Do need to copy the files and remaking them cleans them up a bit.

mkdir /data/out/
plink --bfile /data/il370_4677 --make-bed --out /data/out/il370_4677
plink --bfile /data/onco_1347  --make-bed --out /data/out/onco_1347

Create a frequency file

plink --freq --bfile /data/out/il370_4677 --out /data/out/il370_4677.freq
plink --freq --bfile /data/out/onco_1347  --out /data/out/onco_1347.freq

Execute script ( failed on my laptop as ran out of memory (15GB) )

Original version, loading tab goes up to 40400000 and uses about 22GB memory and create Run-plink.sh

New version goes up to 40405506 and uses less than 1 GB of memory! This could now be run on a laptop.

cd /data/out

perl /home/HRC-1000G-check-bim.pl -b /data/out/il370_4677.bim -f /data/out/il370_4677.freq.frq -r /home/HRC.r1-1.GRCh37.wgs.mac5.sites.tab -h

mv Run-plink.sh Run-plink-il370_4677.sh
sh Run-plink-il370_4677.sh

perl /home/HRC-1000G-check-bim.pl -b /data/out/onco_1347.bim -f /data/out/onco_1347.freq.frq -r /home/HRC.r1-1.GRCh37.wgs.mac5.sites.tab -h

mv Run-plink.sh Run-plink-onco_1347.sh
sh Run-plink-onco_1347.sh

Create vcf using VcfCooker

Which reference? Does it really matter? Probably needs matching chomosome names?

USE -updated file.

Seems that the imputation server uses the individual chromosome files so NOT this ...

vcfCooker --in-bfile /data/out/il370_4677-updated --ref /home/hs37d5.fa --out /data/out/il370_4677.vcf --write-vcf
bgzip /data/out/il370_4677.vcf

vcfCooker --in-bfile /data/out/onco_1347-updated  --ref /home/hs37d5.fa --out /data/out/onco_1347.vcf  --write-vcf
bgzip /data/out/onco_1347.vcf

But something more like this ...

	for i in $( seq 1 23 ) ; do
		vcfCooker --in-bfile /data/out/${s}-updated-chr${i} \
			--ref /home/hs37d5.fa \
			--out /data/out/${s}-updated-chr${i}.vcf \
			--write-vcf
		bgzip /data/out/${s}-updated-chr${i}.vcf
	done

Exit Docker and Copy out data

exit

aws s3 sync /ssd0/data/out/ s3://herv-unr/20200520_Adult_Glioma_Study_GWAS_OUTPUT_$(date "+%Y%m%d")/

Kill Instance

Assuming that this is the ONLY container, stop it and remove it when done. Of course, if you are about to shutdown the AWS instance, its irrelevant.

docker stop $( docker ps -aq )

docker rm $( docker ps -aq )

sudo shutdown now

Additional Tools

While I don't use these tools, I do use the checkVCF provided reference. Although, since I haven't seen any results, this and anything could change.

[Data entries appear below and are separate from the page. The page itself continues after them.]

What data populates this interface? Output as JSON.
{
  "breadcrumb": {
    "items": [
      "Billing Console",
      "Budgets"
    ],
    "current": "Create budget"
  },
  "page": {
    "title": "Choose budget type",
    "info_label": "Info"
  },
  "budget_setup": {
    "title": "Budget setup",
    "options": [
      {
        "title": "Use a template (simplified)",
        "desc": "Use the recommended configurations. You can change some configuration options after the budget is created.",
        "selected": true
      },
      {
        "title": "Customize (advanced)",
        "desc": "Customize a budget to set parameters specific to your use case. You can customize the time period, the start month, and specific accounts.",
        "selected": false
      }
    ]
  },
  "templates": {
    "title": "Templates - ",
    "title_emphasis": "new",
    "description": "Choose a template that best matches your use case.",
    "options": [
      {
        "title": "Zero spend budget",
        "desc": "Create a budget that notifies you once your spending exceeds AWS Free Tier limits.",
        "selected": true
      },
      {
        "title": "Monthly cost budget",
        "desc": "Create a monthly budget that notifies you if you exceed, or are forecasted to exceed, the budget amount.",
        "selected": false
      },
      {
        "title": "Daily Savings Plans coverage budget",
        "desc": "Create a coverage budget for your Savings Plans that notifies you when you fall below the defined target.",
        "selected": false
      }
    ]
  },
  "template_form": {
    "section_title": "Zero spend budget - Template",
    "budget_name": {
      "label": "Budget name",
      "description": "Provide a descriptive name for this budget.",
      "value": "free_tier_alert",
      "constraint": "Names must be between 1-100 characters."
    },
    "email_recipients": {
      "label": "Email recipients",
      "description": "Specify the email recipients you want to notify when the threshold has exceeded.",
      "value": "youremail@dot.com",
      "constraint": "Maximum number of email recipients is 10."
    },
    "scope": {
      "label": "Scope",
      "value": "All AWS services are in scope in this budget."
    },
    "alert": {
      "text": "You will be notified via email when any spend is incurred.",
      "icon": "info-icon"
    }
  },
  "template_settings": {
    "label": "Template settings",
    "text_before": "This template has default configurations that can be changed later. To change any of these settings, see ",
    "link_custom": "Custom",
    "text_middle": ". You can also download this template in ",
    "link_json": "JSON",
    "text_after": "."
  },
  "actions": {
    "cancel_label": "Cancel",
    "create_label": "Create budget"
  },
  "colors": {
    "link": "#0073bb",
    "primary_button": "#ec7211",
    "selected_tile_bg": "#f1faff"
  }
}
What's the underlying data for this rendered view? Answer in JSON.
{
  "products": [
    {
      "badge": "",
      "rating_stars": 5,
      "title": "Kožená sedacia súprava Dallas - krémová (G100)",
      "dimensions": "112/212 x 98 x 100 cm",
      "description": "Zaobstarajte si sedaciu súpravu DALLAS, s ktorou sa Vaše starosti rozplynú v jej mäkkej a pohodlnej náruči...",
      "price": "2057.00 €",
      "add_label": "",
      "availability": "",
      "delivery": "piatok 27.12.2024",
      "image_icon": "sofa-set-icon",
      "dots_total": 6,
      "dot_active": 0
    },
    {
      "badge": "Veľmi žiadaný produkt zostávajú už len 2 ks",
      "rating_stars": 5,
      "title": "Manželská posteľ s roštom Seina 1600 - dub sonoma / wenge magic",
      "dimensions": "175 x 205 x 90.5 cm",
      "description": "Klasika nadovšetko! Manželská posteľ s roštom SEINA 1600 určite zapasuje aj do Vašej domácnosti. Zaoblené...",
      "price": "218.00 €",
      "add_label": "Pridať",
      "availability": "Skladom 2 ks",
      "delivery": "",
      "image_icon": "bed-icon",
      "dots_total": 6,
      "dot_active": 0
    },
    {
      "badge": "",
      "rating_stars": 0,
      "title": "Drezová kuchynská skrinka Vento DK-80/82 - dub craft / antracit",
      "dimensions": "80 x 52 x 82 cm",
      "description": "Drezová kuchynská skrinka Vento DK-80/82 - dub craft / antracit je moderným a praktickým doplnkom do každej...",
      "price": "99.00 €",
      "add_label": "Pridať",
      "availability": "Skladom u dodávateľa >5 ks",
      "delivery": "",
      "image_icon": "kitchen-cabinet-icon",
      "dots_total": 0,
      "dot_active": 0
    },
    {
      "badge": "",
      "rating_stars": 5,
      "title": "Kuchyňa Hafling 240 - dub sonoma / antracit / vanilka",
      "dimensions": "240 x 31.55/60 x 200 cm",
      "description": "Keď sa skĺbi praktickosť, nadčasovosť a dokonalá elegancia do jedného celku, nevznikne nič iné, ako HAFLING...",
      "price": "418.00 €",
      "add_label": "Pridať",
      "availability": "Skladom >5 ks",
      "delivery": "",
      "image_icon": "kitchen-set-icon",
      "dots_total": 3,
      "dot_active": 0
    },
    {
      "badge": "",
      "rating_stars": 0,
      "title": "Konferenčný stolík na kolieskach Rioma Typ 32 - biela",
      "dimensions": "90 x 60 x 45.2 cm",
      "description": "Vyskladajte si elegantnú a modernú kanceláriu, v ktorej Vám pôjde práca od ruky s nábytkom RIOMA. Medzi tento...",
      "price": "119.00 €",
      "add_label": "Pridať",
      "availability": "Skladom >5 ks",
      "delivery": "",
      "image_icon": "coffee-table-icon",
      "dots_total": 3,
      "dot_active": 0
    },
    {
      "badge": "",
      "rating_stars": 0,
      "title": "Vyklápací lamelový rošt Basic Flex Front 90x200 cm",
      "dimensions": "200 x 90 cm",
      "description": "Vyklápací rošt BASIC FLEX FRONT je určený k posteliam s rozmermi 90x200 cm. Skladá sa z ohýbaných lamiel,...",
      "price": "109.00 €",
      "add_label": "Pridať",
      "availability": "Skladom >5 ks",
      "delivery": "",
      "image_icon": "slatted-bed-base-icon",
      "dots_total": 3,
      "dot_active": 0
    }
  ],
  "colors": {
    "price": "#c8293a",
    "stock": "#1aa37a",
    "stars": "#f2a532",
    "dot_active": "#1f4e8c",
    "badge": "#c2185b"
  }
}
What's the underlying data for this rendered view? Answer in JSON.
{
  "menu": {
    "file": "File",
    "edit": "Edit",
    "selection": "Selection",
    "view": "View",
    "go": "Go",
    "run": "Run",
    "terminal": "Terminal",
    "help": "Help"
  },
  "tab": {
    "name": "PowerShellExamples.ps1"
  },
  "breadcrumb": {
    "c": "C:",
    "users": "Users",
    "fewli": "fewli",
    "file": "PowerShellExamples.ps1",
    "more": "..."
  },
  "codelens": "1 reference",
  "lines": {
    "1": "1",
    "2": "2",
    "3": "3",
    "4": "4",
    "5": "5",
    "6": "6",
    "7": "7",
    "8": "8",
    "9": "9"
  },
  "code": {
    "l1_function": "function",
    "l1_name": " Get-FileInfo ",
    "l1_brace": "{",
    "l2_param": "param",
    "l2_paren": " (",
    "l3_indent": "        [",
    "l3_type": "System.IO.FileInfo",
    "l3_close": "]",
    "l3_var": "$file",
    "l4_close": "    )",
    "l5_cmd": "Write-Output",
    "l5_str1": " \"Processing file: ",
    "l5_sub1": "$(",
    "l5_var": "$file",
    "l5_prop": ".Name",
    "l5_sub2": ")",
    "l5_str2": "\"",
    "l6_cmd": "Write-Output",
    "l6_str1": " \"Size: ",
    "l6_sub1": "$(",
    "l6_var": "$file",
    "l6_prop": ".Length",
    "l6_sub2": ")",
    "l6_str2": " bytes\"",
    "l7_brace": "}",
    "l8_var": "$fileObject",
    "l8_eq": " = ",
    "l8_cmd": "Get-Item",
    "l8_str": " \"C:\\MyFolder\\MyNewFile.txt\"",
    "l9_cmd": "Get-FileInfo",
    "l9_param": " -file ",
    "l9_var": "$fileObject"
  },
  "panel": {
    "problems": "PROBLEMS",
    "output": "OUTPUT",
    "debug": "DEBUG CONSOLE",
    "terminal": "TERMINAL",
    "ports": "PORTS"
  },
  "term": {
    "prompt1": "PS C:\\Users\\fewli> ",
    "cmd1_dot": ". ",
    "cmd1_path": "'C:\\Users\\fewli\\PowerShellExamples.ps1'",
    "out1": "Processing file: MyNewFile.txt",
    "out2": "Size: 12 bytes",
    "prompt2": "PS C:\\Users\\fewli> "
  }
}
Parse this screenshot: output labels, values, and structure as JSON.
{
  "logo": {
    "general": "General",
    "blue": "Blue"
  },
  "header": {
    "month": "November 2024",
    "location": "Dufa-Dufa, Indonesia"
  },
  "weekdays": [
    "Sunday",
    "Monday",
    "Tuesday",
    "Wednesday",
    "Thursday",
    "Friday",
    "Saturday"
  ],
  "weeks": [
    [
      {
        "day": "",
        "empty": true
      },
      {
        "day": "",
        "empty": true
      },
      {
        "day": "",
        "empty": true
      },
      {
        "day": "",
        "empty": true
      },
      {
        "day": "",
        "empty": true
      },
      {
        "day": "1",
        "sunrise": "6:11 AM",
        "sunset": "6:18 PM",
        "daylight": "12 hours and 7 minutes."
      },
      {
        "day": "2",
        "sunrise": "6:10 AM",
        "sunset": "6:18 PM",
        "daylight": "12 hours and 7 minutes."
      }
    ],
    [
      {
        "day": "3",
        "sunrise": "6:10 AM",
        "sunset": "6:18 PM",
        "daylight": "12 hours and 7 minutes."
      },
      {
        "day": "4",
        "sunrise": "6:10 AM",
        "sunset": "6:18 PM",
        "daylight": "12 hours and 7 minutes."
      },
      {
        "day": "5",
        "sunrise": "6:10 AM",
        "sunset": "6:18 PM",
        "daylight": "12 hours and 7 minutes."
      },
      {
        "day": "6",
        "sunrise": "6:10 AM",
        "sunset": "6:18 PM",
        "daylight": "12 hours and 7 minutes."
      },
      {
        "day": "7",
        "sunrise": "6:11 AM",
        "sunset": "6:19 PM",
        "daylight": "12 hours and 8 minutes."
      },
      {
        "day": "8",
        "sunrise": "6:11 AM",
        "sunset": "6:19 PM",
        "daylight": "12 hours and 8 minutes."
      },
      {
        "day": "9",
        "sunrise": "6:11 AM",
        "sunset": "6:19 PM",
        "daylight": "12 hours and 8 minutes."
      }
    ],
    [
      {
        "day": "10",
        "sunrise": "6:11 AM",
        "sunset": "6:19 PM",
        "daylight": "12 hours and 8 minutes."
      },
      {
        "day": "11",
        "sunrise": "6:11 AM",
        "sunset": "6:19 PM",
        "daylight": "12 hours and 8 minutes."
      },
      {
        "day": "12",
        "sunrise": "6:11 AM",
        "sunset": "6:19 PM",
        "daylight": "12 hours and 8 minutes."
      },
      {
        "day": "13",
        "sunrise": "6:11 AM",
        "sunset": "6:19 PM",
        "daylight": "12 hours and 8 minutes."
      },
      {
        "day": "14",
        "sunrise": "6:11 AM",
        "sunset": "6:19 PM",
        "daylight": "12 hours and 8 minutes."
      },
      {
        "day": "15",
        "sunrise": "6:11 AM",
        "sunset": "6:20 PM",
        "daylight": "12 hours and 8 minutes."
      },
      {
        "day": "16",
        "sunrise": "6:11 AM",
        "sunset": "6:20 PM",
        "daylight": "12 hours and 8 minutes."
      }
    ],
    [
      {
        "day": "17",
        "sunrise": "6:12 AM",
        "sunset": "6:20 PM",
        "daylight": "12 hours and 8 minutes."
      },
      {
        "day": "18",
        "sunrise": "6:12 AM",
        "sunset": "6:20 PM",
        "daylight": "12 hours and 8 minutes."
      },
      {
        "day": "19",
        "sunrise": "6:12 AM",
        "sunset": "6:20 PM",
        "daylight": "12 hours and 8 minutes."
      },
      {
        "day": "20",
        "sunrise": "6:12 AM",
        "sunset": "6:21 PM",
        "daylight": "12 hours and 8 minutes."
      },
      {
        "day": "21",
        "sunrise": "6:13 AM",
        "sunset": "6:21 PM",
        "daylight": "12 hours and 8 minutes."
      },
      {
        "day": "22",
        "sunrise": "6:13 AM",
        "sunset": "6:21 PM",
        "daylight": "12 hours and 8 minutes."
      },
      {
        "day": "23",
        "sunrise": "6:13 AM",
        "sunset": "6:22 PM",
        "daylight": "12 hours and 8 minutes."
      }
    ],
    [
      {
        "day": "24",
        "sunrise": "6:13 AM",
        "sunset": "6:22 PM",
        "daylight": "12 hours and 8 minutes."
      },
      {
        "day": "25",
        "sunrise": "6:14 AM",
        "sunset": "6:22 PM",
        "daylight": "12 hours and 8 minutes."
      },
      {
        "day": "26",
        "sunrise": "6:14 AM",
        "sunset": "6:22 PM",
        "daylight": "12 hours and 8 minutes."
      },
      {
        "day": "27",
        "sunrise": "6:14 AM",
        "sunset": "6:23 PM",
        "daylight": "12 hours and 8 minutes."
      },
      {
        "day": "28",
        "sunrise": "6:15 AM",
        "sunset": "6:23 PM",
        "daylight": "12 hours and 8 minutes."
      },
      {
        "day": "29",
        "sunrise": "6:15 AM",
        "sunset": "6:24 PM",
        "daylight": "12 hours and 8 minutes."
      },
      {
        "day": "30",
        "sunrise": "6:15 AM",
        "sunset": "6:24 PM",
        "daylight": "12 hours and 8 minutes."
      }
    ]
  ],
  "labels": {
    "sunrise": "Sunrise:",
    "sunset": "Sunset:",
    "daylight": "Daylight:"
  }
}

Convert ped/map files to VCF files

Several tools are available: plink2, BCFtools or VcfCooker.

plink --ped study_chr1.ped --map study_chr1.map --recode vcf --out study_chr1

Create a sorted vcf.gz file using BCFtools:

bcftools sort study_chr1.vcf -Oz -o study_chr1.vcf.gz

CheckVCF

Use checkVCF to ensure that the VCF files are valid. checkVCF proposes "Action Items" (e.g. upload to sftp server), which can be ignored. Only the validity should be checked with this command.

checkVCF.py -r human_g1k_v37.fasta -o out mystudy_chr1.vcf.gz

Imputation Server

Redo and process per chromosome.

set -v
mkdir /data/out/
for s in il370_4677 onco_1347 ; do
  plink --bfile /data/${s} --make-bed --out /data/out/${s}
  plink --freq --bfile /data/out/${s} --out /data/out/${s}.freq

  cd /data/out

  perl /home/HRC-1000G-check-bim.pl \
    -b /data/out/${s}.bim \
    -f /data/out/${s}.freq.frq \
    -r /home/HRC.r1-1.GRCh37.wgs.mac5.sites.tab -h

  mv Run-plink.sh Run-plink-${s}.sh
  sh Run-plink-${s}.sh

  for i in $( seq 1 23 ) ; do
    vcfCooker --in-bfile /data/out/${s}-updated-chr${i} \
      --ref /home/hs37d5.fa \
      --out /data/out/${s}-updated-chr${i}.vcf \
      --write-vcf
    bgzip /data/out/${s}-updated-chr${i}.vcf
  done

done
aws s3 sync /ssd0/data/out/ s3://herv-unr/20200520_Adult_Glioma_Study_GWAS_OUTPUT_$(date "+%Y%m%d")/

Apparently there is a way to load into imputation server from S3, but haven't figured it out yet. Download locally, then upload to server.

Use TopMed's Server

With these options

Data sets must be uploaded separately.